Moms’ Stories: Making Mammy Friends
Sometimes I think about the way society has changed in the past century and I can't help thinking about how much we have lost. That was never more obvious to me than when I had my son.
We’ve all heard the phrase ‘It takes a village to raise a child’ – well these days, it’s not always obvious where you can find that village! I think we strive for that sense of community in online forums and on discussion boards. Certainly, I know I became a regular on a discussion board for mothers, and I often posted there in the middle of the night from my phone while my Little Man was having one of his mammoth night-time feeds. But although I got a lot of support through that discussion board, I felt the need for something more real.
Luckily, I was breastfeeding and was able to avail of my local breastfeeding support group. First and foremost for me, this group was a place to meet other mothers – very important if you live in a commuter town like I do. Being a blow-in here, I didn’t know that many people other than my immediate neighbours, and they’re at work all day. So I decided early on in my maternity leave that, unless I was going to spend my entire time stuck in the house, I’d have to make the effort to get out and make friends. And the breastfeeding support group was the ideal place for that.
I met lots of women at a similar stage in their lives to me, going through similar things. We had plenty in common, and regularly went for coffee after the support group finished. I always thought it was unfortunate that it was limited to breastfeeding mothers though, because we got a lot more than just feeding support there.
In the early weeks after my Little Man was born, I was struggling with breastfeeding, and wasn’t sure whether I’d be able to continue or not. One thing that really upset me at this time was that if I quit, I would no longer have a group I could go to. Where would I meet other mothers? Where would I get support on all the other questions I had? I often asked the Public Health Nurses why the group was exclusively a breastfeeding support group – don’t all new mothers in the area need support? But from what they said, the HSE funding for the group is specifically for breastfeeding, hence the exclusivity.
Towards the end of my maternity leave, I got chatting to a couple of girls online who lived near me, but who didn’t feel comfortable coming to the breastfeeding support group coffee because they were formula feeding. At that stage, I was formula feeding myself and still attending the group, but I understood their hesitation. So I decided it was time for a new Mammies and Babies group, one that wasn’t linked to the breastfeeding support group. I contacted as many of the girls as I had details for, and invited others through the discussion forum, and soon after we had our first coffee. As the months went on, we moved on from coffee, and had some cocktail nights and even an Xtreme day out instead!

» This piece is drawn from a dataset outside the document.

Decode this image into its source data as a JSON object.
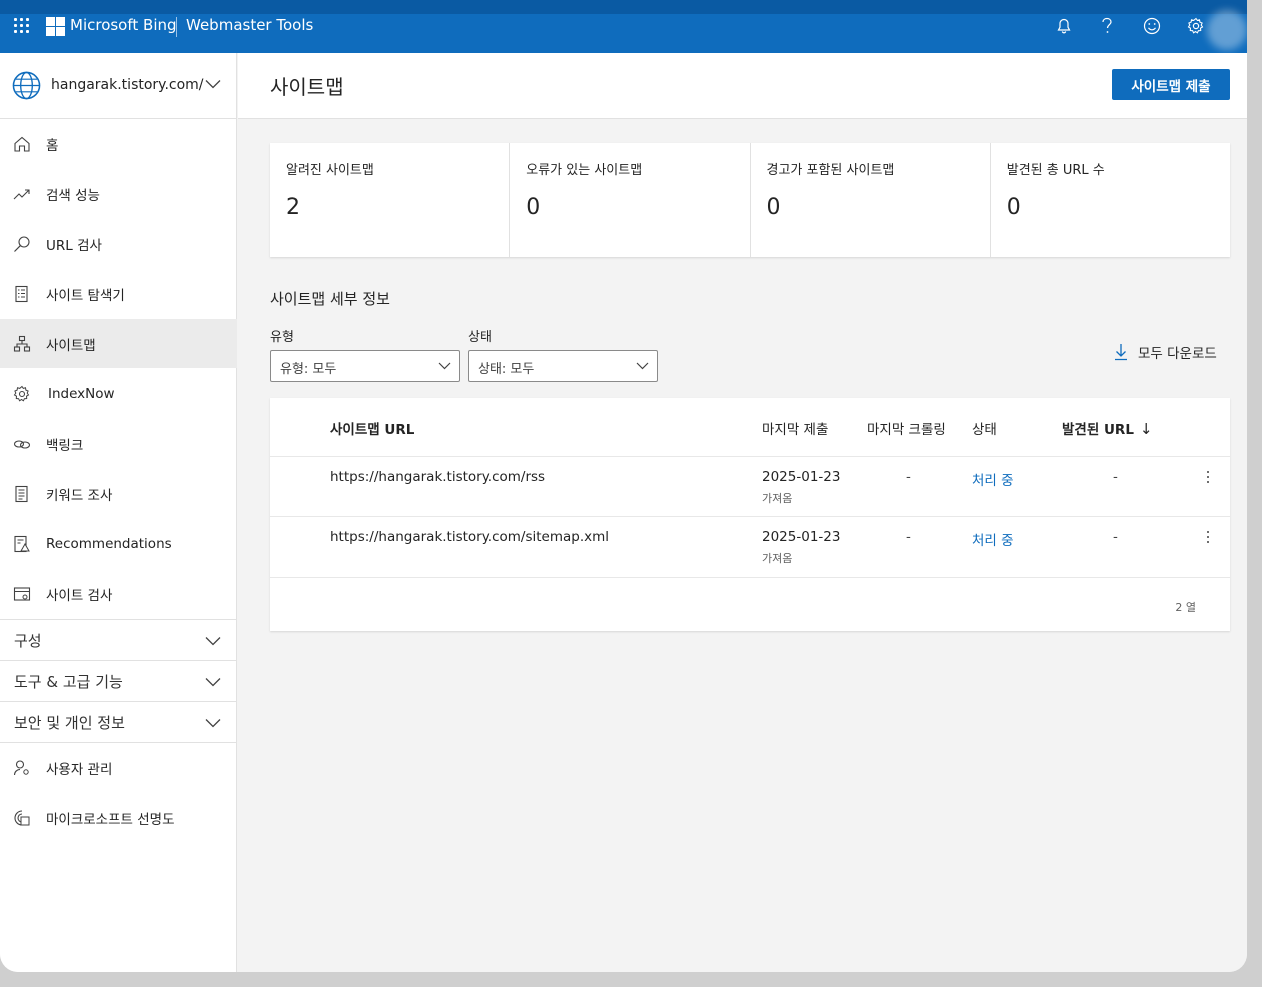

Then when it was time for me to return to work, I was afraid of losing contact with my new Mammy friends. So I set up a private Facebook group to allow all of us to keep in contact. Gradually, we’ve added new members to that group, and there are currently 24 of us connected to it. We use it to ask advice, arrange coffees, or plan our next big outing!
There are some great organisations around the country, like Cuidiu, that may have ready-made groups in your area that you can attend. But if you want to get to know other mothers and you find that there isn’t a local group to suit, don’t be afraid to reach out and set one up yourself. I guarantee that there will be other mothers who feel the same way. Before long you may be organising your own Xtreme Days Out!